Hoje eu senti uma imensa tristeza invadir o meu peito.

Lágrimas vieram aos meus olhos ao perceber o quanto o ser humano consegue ser tolo.

O quanto ele consegue transformar histórias tão lindas, em palavras tão toscas.

E isso me fez pensar no quanto a palavra pode ser algo sem sentido.

As pessoas dizem que amam as outras, mas que amor é esse que não consegue respeitar o outro?

Que amor é esse que é incapaz de perceber que amar e confiar caminham juntos?

Que amor é esse que ofende, que maltrata, que acusa, que perturba?

Um dia eu li um trecho de um livro que diz que “o amor só descansa quando morre.” Porque um amor vivo é um amor em conflito.

E hoje, infelizmente, constatei que isso é verdade.
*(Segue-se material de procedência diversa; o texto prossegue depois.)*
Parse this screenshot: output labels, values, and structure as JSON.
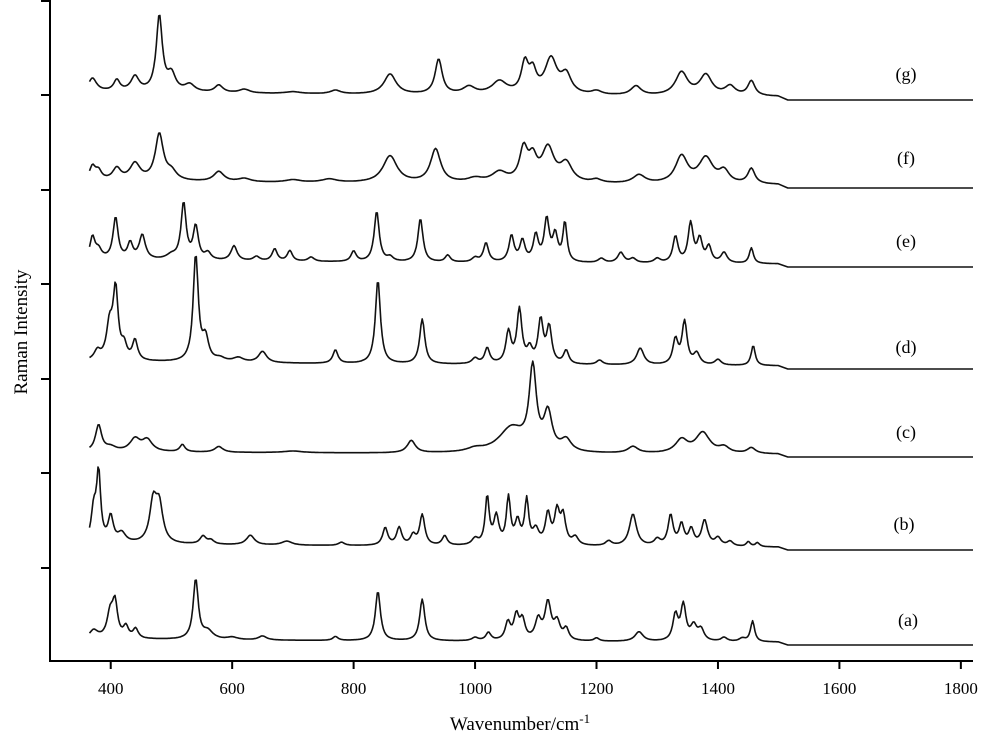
{
  "chart_data": {
    "type": "line",
    "xlabel": "Wavenumber/cm",
    "xlabel_superscript": "-1",
    "ylabel": "Raman Intensity",
    "xlim": [
      300,
      1820
    ],
    "x_ticks": [
      400,
      600,
      800,
      1000,
      1200,
      1400,
      1600,
      1800
    ],
    "y_tick_count": 7,
    "x_range_measured": [
      365,
      1820
    ],
    "series": [
      {
        "name": "(a)",
        "baseline": 0.05,
        "peaks": [
          [
            372,
            0.1,
            8
          ],
          [
            399,
            0.3,
            6
          ],
          [
            407,
            0.42,
            5
          ],
          [
            425,
            0.14,
            5
          ],
          [
            441,
            0.12,
            5
          ],
          [
            540,
            0.75,
            5
          ],
          [
            560,
            0.1,
            10
          ],
          [
            600,
            0.03,
            10
          ],
          [
            650,
            0.05,
            8
          ],
          [
            770,
            0.05,
            5
          ],
          [
            840,
            0.62,
            5
          ],
          [
            913,
            0.52,
            5
          ],
          [
            1000,
            0.04,
            6
          ],
          [
            1022,
            0.1,
            5
          ],
          [
            1054,
            0.22,
            5
          ],
          [
            1068,
            0.3,
            5
          ],
          [
            1078,
            0.24,
            5
          ],
          [
            1104,
            0.25,
            6
          ],
          [
            1120,
            0.46,
            6
          ],
          [
            1135,
            0.22,
            6
          ],
          [
            1150,
            0.14,
            5
          ],
          [
            1200,
            0.04,
            5
          ],
          [
            1270,
            0.12,
            8
          ],
          [
            1330,
            0.32,
            5
          ],
          [
            1343,
            0.44,
            5
          ],
          [
            1360,
            0.18,
            6
          ],
          [
            1372,
            0.14,
            6
          ],
          [
            1410,
            0.05,
            6
          ],
          [
            1440,
            0.04,
            6
          ],
          [
            1457,
            0.26,
            4
          ]
        ]
      },
      {
        "name": "(b)",
        "baseline": 0.05,
        "peaks": [
          [
            372,
            0.4,
            5
          ],
          [
            380,
            0.85,
            4
          ],
          [
            400,
            0.32,
            5
          ],
          [
            418,
            0.12,
            8
          ],
          [
            470,
            0.5,
            7
          ],
          [
            480,
            0.45,
            7
          ],
          [
            552,
            0.1,
            6
          ],
          [
            565,
            0.05,
            6
          ],
          [
            630,
            0.12,
            8
          ],
          [
            690,
            0.05,
            10
          ],
          [
            780,
            0.04,
            6
          ],
          [
            852,
            0.22,
            5
          ],
          [
            875,
            0.22,
            5
          ],
          [
            898,
            0.12,
            5
          ],
          [
            913,
            0.38,
            5
          ],
          [
            950,
            0.12,
            5
          ],
          [
            1000,
            0.08,
            6
          ],
          [
            1020,
            0.6,
            4
          ],
          [
            1035,
            0.35,
            5
          ],
          [
            1055,
            0.58,
            4
          ],
          [
            1070,
            0.28,
            5
          ],
          [
            1085,
            0.55,
            4
          ],
          [
            1100,
            0.18,
            6
          ],
          [
            1120,
            0.38,
            5
          ],
          [
            1135,
            0.4,
            5
          ],
          [
            1145,
            0.35,
            5
          ],
          [
            1165,
            0.1,
            6
          ],
          [
            1220,
            0.06,
            6
          ],
          [
            1260,
            0.4,
            7
          ],
          [
            1300,
            0.08,
            6
          ],
          [
            1322,
            0.38,
            5
          ],
          [
            1340,
            0.26,
            5
          ],
          [
            1356,
            0.2,
            5
          ],
          [
            1378,
            0.32,
            6
          ],
          [
            1400,
            0.1,
            6
          ],
          [
            1420,
            0.06,
            6
          ],
          [
            1450,
            0.06,
            4
          ],
          [
            1465,
            0.05,
            4
          ]
        ]
      },
      {
        "name": "(c)",
        "baseline": 0.04,
        "peaks": [
          [
            380,
            0.32,
            6
          ],
          [
            400,
            0.05,
            10
          ],
          [
            440,
            0.15,
            10
          ],
          [
            460,
            0.14,
            10
          ],
          [
            518,
            0.09,
            5
          ],
          [
            578,
            0.07,
            8
          ],
          [
            700,
            0.02,
            20
          ],
          [
            895,
            0.15,
            8
          ],
          [
            1000,
            0.04,
            15
          ],
          [
            1060,
            0.3,
            25
          ],
          [
            1095,
            0.98,
            7
          ],
          [
            1120,
            0.45,
            8
          ],
          [
            1150,
            0.14,
            10
          ],
          [
            1260,
            0.08,
            10
          ],
          [
            1340,
            0.16,
            12
          ],
          [
            1375,
            0.25,
            14
          ],
          [
            1410,
            0.07,
            10
          ],
          [
            1455,
            0.07,
            8
          ]
        ]
      },
      {
        "name": "(d)",
        "baseline": 0.05,
        "peaks": [
          [
            378,
            0.08,
            6
          ],
          [
            398,
            0.3,
            6
          ],
          [
            408,
            0.62,
            5
          ],
          [
            422,
            0.12,
            5
          ],
          [
            440,
            0.18,
            5
          ],
          [
            540,
            0.95,
            5
          ],
          [
            556,
            0.2,
            6
          ],
          [
            580,
            0.03,
            10
          ],
          [
            610,
            0.04,
            10
          ],
          [
            650,
            0.1,
            8
          ],
          [
            770,
            0.12,
            5
          ],
          [
            840,
            0.75,
            5
          ],
          [
            913,
            0.4,
            5
          ],
          [
            1000,
            0.05,
            6
          ],
          [
            1020,
            0.14,
            5
          ],
          [
            1055,
            0.28,
            5
          ],
          [
            1073,
            0.48,
            5
          ],
          [
            1090,
            0.12,
            5
          ],
          [
            1108,
            0.38,
            5
          ],
          [
            1122,
            0.32,
            5
          ],
          [
            1150,
            0.12,
            5
          ],
          [
            1205,
            0.04,
            6
          ],
          [
            1272,
            0.15,
            7
          ],
          [
            1330,
            0.22,
            5
          ],
          [
            1345,
            0.38,
            5
          ],
          [
            1365,
            0.1,
            6
          ],
          [
            1400,
            0.05,
            6
          ],
          [
            1458,
            0.18,
            4
          ]
        ]
      },
      {
        "name": "(e)",
        "baseline": 0.06,
        "peaks": [
          [
            370,
            0.25,
            5
          ],
          [
            380,
            0.1,
            6
          ],
          [
            408,
            0.48,
            5
          ],
          [
            432,
            0.18,
            5
          ],
          [
            452,
            0.28,
            6
          ],
          [
            500,
            0.05,
            10
          ],
          [
            520,
            0.65,
            5
          ],
          [
            540,
            0.38,
            5
          ],
          [
            560,
            0.08,
            6
          ],
          [
            603,
            0.17,
            6
          ],
          [
            640,
            0.05,
            6
          ],
          [
            670,
            0.14,
            5
          ],
          [
            695,
            0.12,
            5
          ],
          [
            730,
            0.05,
            6
          ],
          [
            800,
            0.12,
            5
          ],
          [
            838,
            0.58,
            5
          ],
          [
            860,
            0.05,
            6
          ],
          [
            910,
            0.5,
            5
          ],
          [
            955,
            0.08,
            5
          ],
          [
            1000,
            0.05,
            6
          ],
          [
            1018,
            0.22,
            5
          ],
          [
            1060,
            0.3,
            5
          ],
          [
            1078,
            0.24,
            5
          ],
          [
            1100,
            0.3,
            5
          ],
          [
            1118,
            0.48,
            5
          ],
          [
            1132,
            0.3,
            5
          ],
          [
            1148,
            0.45,
            4
          ],
          [
            1208,
            0.05,
            6
          ],
          [
            1240,
            0.12,
            6
          ],
          [
            1260,
            0.05,
            6
          ],
          [
            1300,
            0.05,
            6
          ],
          [
            1330,
            0.3,
            5
          ],
          [
            1355,
            0.45,
            5
          ],
          [
            1370,
            0.26,
            5
          ],
          [
            1385,
            0.18,
            5
          ],
          [
            1410,
            0.12,
            6
          ],
          [
            1455,
            0.18,
            4
          ]
        ]
      },
      {
        "name": "(f)",
        "baseline": 0.06,
        "peaks": [
          [
            370,
            0.16,
            6
          ],
          [
            380,
            0.1,
            6
          ],
          [
            410,
            0.14,
            8
          ],
          [
            440,
            0.2,
            10
          ],
          [
            480,
            0.55,
            8
          ],
          [
            500,
            0.1,
            10
          ],
          [
            578,
            0.12,
            10
          ],
          [
            620,
            0.04,
            12
          ],
          [
            700,
            0.03,
            15
          ],
          [
            760,
            0.04,
            15
          ],
          [
            860,
            0.32,
            14
          ],
          [
            935,
            0.4,
            10
          ],
          [
            1000,
            0.05,
            15
          ],
          [
            1040,
            0.12,
            15
          ],
          [
            1080,
            0.38,
            8
          ],
          [
            1095,
            0.25,
            8
          ],
          [
            1120,
            0.4,
            12
          ],
          [
            1150,
            0.22,
            12
          ],
          [
            1200,
            0.04,
            10
          ],
          [
            1270,
            0.1,
            12
          ],
          [
            1340,
            0.32,
            12
          ],
          [
            1380,
            0.3,
            14
          ],
          [
            1410,
            0.14,
            10
          ],
          [
            1455,
            0.18,
            7
          ]
        ]
      },
      {
        "name": "(g)",
        "baseline": 0.07,
        "peaks": [
          [
            370,
            0.14,
            8
          ],
          [
            410,
            0.12,
            6
          ],
          [
            440,
            0.16,
            8
          ],
          [
            480,
            0.82,
            6
          ],
          [
            500,
            0.18,
            8
          ],
          [
            530,
            0.08,
            10
          ],
          [
            578,
            0.08,
            8
          ],
          [
            620,
            0.04,
            10
          ],
          [
            700,
            0.02,
            15
          ],
          [
            770,
            0.04,
            10
          ],
          [
            860,
            0.22,
            12
          ],
          [
            940,
            0.38,
            7
          ],
          [
            990,
            0.08,
            12
          ],
          [
            1040,
            0.14,
            15
          ],
          [
            1082,
            0.32,
            7
          ],
          [
            1095,
            0.22,
            7
          ],
          [
            1125,
            0.38,
            12
          ],
          [
            1150,
            0.2,
            10
          ],
          [
            1200,
            0.04,
            10
          ],
          [
            1265,
            0.1,
            10
          ],
          [
            1340,
            0.25,
            12
          ],
          [
            1380,
            0.22,
            12
          ],
          [
            1420,
            0.1,
            10
          ],
          [
            1455,
            0.16,
            7
          ]
        ]
      }
    ]
  }
}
E eu me pergunto, meu Deus, como as pessoas conseguem ser tão burras a ponto de desperdiçar a oportunidade de viver algo tão divino?

Como conseguem jogar fora algo que é uma dádiva?

Se dizem senhoras da verdade, cheias de maturidade e conseguem fazer tantas bobagens?

Não conseguem compreender que a coisa mais simples da vida é ser feliz???

Permitem que suas neuroses transformem o que de mais belo há na vida, em lembranças que não são mais queridas.

Quisera eu ter super poderes para, com um simples toque, fazer com que as pessoas finalmente compreendam que máscaras não valem nada. Porque um dia, quando as máscaras se tornarem inúteis, a única coisa que restará é a solidão.

E, infelizes, perceberão, que se estão sós, é por sua própria culpa.